浙江塘西镇定水桥的篙工马南箴,在夜里撑着一条小船航行,有一个老妇人带着自己的女儿呼唤他,说是要渡河,马南箴船中的客人不让。但马南箴说道:“大晚上的,妇道人家没有地方去,带她们渡河也是积阴德。”老妇人带着女儿上船后,坐在船舱中,并不说话。
当时正是农历七月,北斗七星的斗柄正指着西方,老妇人又指着它对女儿说道:“猪郎的手又指向西方了。就这么喜欢紧跟风气吗?”女儿说道:“不是,七郎君也是不得已。如果不随着时间旋转,那世间的人就很难知道春秋。”船中的其他客人奇怪她们的言语,瞪着眼睛愕然地看着二人。母女二人就不再说话,但也不介意众人的目光。

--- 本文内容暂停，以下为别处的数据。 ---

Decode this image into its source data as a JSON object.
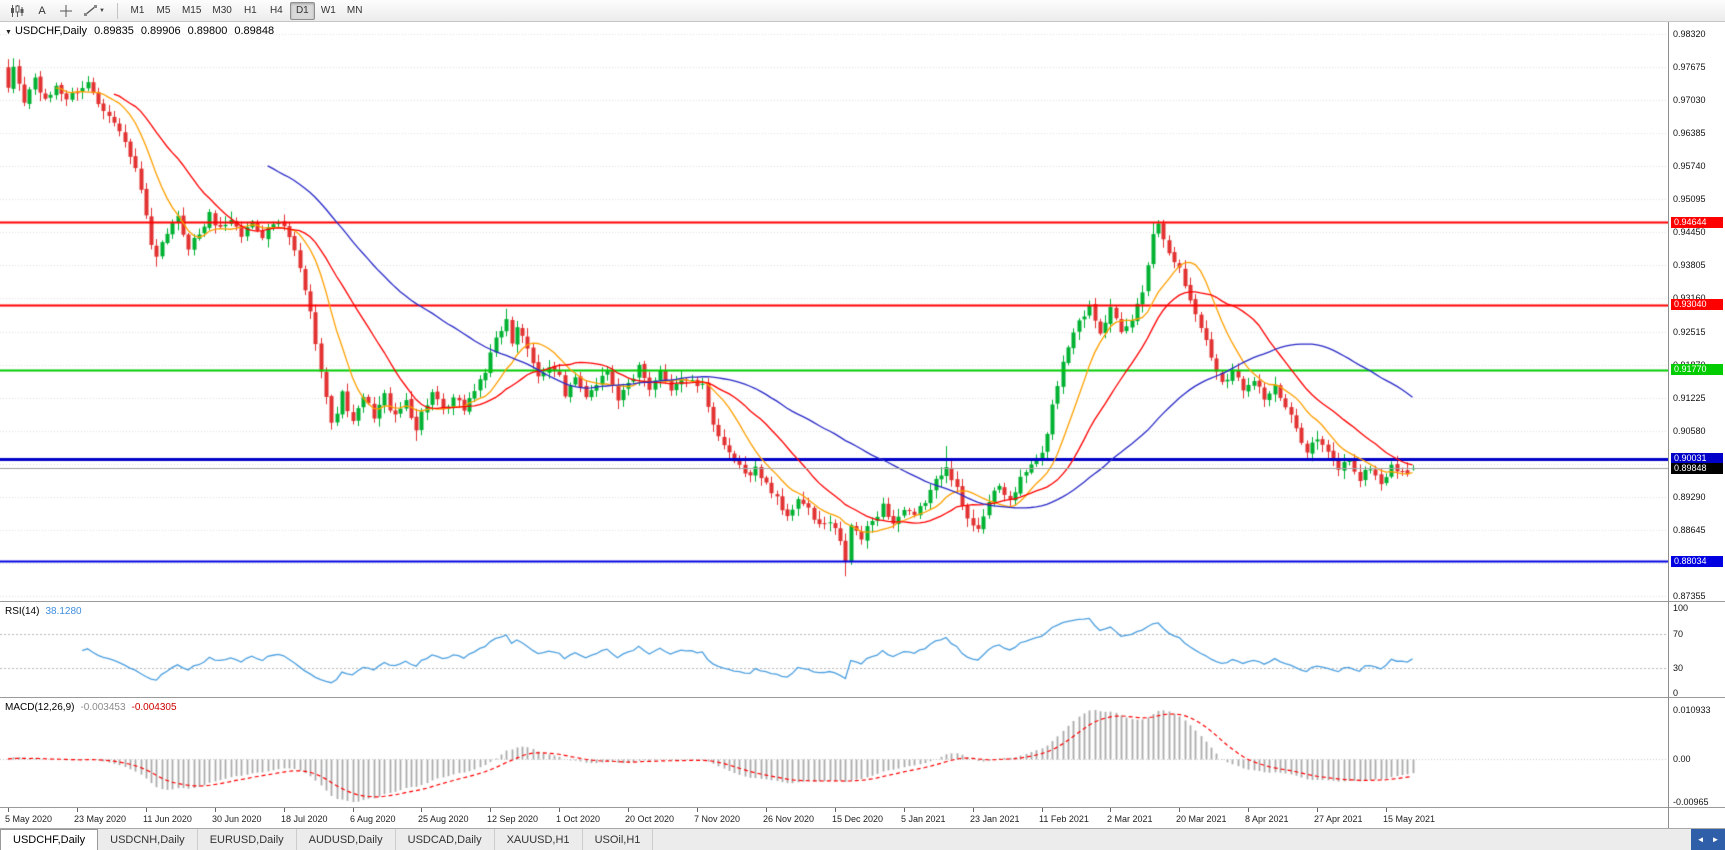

船接近北关门的时候,天已经亮了,老妇人取出包裹里的一升黄豆来谢马南箴,并解下一方麻布给他包豆子,并说道:“我姓白,住在西天门。你以后要是想见我,只需要将脚踏在抹布上,就可以升天而行,来到我家。”说完就不见了。马南箴以为她是妖怪,将豆子撒在野外。
等到马南箴回到家中,发现自己的袖子里还卷着几粒豆子,都变成了黄金。马南箴后悔地说道:“难道是神仙?”急忙跑回自己丢弃豆子的地方,豆子都不见了,但麻布还在。马南箴将脚踏上麻布,顿时就有云雾生出,跟着就觉得自己身体变轻,只看见百姓和村镇都从自己脚下经过。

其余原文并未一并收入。